Helsinki: A quiet boost for Ukrainian security

March 27, 1997|By Elizabeth Pond

THE UNSUNG SUCCESS of the Helsinki summit was the quiet boost it gave to Ukrainian as well as Polish security. The peace of new Central European members of NATO, the summit made clear, will not be bought at the price of greater insecurity for neighboring non-members farther east.

This is the not-so-hidden message of the peaceboat diplomacy that followed the summit this week as ships from the U.S. and six other NATO countries visited the Ukrainian Black Sea port of Odessa.

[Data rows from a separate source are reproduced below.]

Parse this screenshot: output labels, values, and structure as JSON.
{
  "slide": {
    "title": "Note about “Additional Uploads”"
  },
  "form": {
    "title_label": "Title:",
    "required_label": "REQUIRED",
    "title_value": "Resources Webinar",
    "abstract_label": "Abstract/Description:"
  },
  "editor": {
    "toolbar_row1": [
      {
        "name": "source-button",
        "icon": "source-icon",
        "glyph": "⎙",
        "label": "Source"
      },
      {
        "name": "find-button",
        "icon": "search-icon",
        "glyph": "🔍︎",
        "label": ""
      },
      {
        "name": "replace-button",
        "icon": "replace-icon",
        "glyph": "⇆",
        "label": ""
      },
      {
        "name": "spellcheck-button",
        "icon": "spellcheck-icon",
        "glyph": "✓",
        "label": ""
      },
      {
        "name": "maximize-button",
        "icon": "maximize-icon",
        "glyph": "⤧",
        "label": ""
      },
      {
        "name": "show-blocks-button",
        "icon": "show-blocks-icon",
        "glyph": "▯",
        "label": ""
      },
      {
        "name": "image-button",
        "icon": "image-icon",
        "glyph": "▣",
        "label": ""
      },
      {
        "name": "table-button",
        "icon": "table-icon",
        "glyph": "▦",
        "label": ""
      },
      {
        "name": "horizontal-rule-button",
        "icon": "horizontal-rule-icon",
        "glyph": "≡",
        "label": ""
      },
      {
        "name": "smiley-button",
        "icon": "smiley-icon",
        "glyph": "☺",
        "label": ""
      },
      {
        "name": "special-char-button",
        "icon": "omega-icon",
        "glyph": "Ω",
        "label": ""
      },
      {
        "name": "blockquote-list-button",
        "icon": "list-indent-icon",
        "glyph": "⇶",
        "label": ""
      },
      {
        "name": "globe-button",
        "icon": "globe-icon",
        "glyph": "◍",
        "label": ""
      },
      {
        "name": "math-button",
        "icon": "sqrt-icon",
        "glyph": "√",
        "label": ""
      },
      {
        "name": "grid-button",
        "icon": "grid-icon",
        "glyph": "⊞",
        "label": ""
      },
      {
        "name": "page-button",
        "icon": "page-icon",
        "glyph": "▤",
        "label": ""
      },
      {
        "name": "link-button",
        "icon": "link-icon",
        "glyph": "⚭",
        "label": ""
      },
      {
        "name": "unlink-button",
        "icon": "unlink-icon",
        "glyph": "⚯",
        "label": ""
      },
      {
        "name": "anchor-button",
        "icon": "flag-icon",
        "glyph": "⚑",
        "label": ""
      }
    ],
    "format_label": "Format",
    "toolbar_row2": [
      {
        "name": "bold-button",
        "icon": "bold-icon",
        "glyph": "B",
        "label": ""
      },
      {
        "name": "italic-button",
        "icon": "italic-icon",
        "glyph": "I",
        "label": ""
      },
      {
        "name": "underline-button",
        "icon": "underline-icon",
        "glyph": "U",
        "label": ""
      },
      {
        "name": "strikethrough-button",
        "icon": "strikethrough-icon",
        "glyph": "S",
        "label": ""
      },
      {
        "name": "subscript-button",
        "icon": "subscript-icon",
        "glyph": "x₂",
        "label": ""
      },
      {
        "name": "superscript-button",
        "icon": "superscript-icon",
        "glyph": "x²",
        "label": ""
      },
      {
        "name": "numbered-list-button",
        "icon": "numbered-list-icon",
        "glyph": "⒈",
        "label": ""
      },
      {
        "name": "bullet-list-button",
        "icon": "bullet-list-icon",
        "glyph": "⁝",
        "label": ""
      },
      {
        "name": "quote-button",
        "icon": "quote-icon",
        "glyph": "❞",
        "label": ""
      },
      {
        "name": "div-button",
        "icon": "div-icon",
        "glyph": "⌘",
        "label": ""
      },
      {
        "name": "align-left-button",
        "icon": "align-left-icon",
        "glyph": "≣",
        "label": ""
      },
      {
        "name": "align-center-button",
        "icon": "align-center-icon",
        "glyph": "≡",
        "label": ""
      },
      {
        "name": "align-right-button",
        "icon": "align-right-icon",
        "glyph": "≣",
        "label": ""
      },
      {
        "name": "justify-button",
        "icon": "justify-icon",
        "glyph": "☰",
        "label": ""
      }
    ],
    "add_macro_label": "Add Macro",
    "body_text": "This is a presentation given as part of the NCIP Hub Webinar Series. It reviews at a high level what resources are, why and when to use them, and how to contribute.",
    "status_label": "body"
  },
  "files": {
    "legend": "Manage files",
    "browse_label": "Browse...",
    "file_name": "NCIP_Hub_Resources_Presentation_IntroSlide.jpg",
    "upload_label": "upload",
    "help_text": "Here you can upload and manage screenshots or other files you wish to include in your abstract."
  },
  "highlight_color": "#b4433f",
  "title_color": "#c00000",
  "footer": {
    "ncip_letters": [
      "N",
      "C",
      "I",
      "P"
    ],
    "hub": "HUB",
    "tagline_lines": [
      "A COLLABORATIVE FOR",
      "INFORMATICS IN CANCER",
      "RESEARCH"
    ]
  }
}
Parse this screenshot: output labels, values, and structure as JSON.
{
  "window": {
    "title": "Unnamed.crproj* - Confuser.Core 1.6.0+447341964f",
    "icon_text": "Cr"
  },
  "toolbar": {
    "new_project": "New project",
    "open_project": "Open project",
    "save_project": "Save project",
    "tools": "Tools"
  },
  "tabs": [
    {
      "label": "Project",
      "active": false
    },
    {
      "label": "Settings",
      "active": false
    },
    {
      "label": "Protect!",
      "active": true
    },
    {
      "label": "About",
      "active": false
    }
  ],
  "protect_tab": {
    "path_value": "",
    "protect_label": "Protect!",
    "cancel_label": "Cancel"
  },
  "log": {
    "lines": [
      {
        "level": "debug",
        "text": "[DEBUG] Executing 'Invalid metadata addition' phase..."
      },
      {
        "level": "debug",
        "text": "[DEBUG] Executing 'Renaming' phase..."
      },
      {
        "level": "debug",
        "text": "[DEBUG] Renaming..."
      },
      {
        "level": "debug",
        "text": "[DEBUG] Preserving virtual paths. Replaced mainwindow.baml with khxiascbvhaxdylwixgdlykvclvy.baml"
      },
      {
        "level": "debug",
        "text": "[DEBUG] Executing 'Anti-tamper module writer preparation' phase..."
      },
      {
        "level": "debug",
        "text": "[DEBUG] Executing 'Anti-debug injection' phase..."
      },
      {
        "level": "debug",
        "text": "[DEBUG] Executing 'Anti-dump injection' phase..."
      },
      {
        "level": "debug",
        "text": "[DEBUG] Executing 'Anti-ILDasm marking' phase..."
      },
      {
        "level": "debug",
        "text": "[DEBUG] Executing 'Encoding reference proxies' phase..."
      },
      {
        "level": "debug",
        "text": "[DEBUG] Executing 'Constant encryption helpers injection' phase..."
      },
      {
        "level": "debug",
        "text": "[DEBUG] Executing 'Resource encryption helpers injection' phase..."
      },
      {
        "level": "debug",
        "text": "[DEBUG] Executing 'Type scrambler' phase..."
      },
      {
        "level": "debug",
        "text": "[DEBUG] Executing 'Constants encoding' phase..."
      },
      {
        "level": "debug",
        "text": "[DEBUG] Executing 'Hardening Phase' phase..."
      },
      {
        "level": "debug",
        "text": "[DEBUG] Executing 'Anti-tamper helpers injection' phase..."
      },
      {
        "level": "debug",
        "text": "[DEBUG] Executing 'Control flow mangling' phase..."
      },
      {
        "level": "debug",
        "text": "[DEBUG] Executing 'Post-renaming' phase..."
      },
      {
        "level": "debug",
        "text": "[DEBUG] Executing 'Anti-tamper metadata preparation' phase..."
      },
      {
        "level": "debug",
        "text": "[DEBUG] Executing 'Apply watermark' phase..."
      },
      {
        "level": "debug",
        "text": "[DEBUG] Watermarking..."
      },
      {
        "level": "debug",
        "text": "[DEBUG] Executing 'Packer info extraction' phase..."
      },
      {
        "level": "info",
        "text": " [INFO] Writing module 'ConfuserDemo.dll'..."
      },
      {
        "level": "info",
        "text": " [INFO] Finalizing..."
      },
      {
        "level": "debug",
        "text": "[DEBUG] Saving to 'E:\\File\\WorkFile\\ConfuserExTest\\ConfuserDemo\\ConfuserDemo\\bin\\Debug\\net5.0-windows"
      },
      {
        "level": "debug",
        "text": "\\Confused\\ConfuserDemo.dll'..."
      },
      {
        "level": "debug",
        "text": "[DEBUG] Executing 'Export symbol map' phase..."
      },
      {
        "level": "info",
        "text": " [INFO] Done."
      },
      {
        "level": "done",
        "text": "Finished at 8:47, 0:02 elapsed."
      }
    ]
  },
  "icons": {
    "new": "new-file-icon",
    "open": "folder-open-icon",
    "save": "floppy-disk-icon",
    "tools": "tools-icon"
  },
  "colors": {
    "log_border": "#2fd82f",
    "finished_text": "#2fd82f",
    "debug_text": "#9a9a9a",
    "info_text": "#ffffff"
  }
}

Joint NATO-Ukrainian naval maneuvers next August not far from Sevastopol, the Ukrainian city and naval base that the Russian parliament claims belongs to Russia, will repeat the message. Both Russian and Ukrainian ships that originally belonged to the Soviet Black Sea Fleet are based there. Ukraine invited the Russians to participate in these "Sea Breeze" peacekeeping games under NATO's Partnership for Peace program, but Moscow declined.

Sevastopol's importance

The location of the summer maneuvers is telling. Sevastopol is the biggest bone of contention between Moscow and Kiev, outranking even formal recognition of the Russian-Ukrainian border and division of Black Sea Fleet ships between these two states. Bilateral negotiations about all of these issues broke down last fall as Moscow hardened its position, sought to exclude Ukrainian ships from the base altogether, and refused a Ukrainian offer to let Russian warships stay there for another 20 years if they pay rent.

The Russian parliament subsequently claimed Sevastopol as a Russian city; the Moscow city government had already "annexed" Sevastopol, 800 miles away, as a municipality of Russia's capital city.

NATO's interest in Ukrainian territorial integrity will further be signaled by the NATO-Ukrainian charter to be signed by July in conjunction with the forthcoming NATO-Russian charter. And NATO Secretary-General Javier Solana will emphasize the point by opening a NATO information center in Kiev in May.

To be sure, these gestures constitute no security guarantee of the kind Poland, Hungary and the Czech Republic will get as they join the Western alliance. But Ukrainian officials believe they will help deter any Russian hotheads who might dream of asserting control over Sevastopol by force. They express satisfaction that their two-year campaign to get closer to NATO is getting results.

The westward reorientation they have engineered has been rapid -- and it is all the more remarkable coming from a nation that shares Russia's eastern Slav authoritarian and peasant traditions rather than the West Europeans' (and Poles' and other western Slavs') history of pluralism and individualism. In recent months the evolution has speeded up, as Ukrainian President Leonid Kuchma just pointed out dryly, as "aggressive" Russian claims on Sevastopol became more strident.

What Mr. Kuchma was alluding to was that many Ukrainian leftists who normally sympathize with the Russians have felt obliged to prove their patriotism by opposing the Russian claims and acquiescing in Kiev's rapprochement with NATO. The controversy has also had an impact on the Ukrainian public; surveys suggest that up to a third of Ukrainian adults would support a Ukrainian effort to join NATO.

Acting like a real nation

Under these circumstances Foreign Minister Gennady Udovenko said openly last week that Kiev is seeking a promise from NATO not to let Europe be divided into "spheres of influence" that might consign Ukraine to the Russian sphere. He also urged NATO to declare that the alliance would be open in future to any European democracy, "including Ukraine."

By now the Russians are finally realizing that Ukraine really is acting like a sovereign nation and is drawing ever closer to NATO. In the runup to the Helsinki summit, Russian President Boris Yeltsin himself objected to next summer's Sea Breeze maneuvers in the Black Sea. And Pravda commentator Igor Lensky felt compelled to criticize not only Ukraine's drift west, but also Mr. Kuchma's use of the Ukrainian language nowadays to the exclusion of Russian.

Formally, Mr. Yeltsin and Pravda can probably rest assured that Kiev stands no chance of becoming a full member of NATO in this generation. Ukraine is still too "Soviet," both in its military hierarchy and its structurally unreformed economy, to qualify.

Informally, however, the Russians know that they are being put on notice that NATO has an increasing interest in maintaining Ukraine's territorial integrity. Ukraine, too, expects to benefit from Poland's forthcoming admission to NATO.

Elizabeth Pond is writing a book about Ukraine.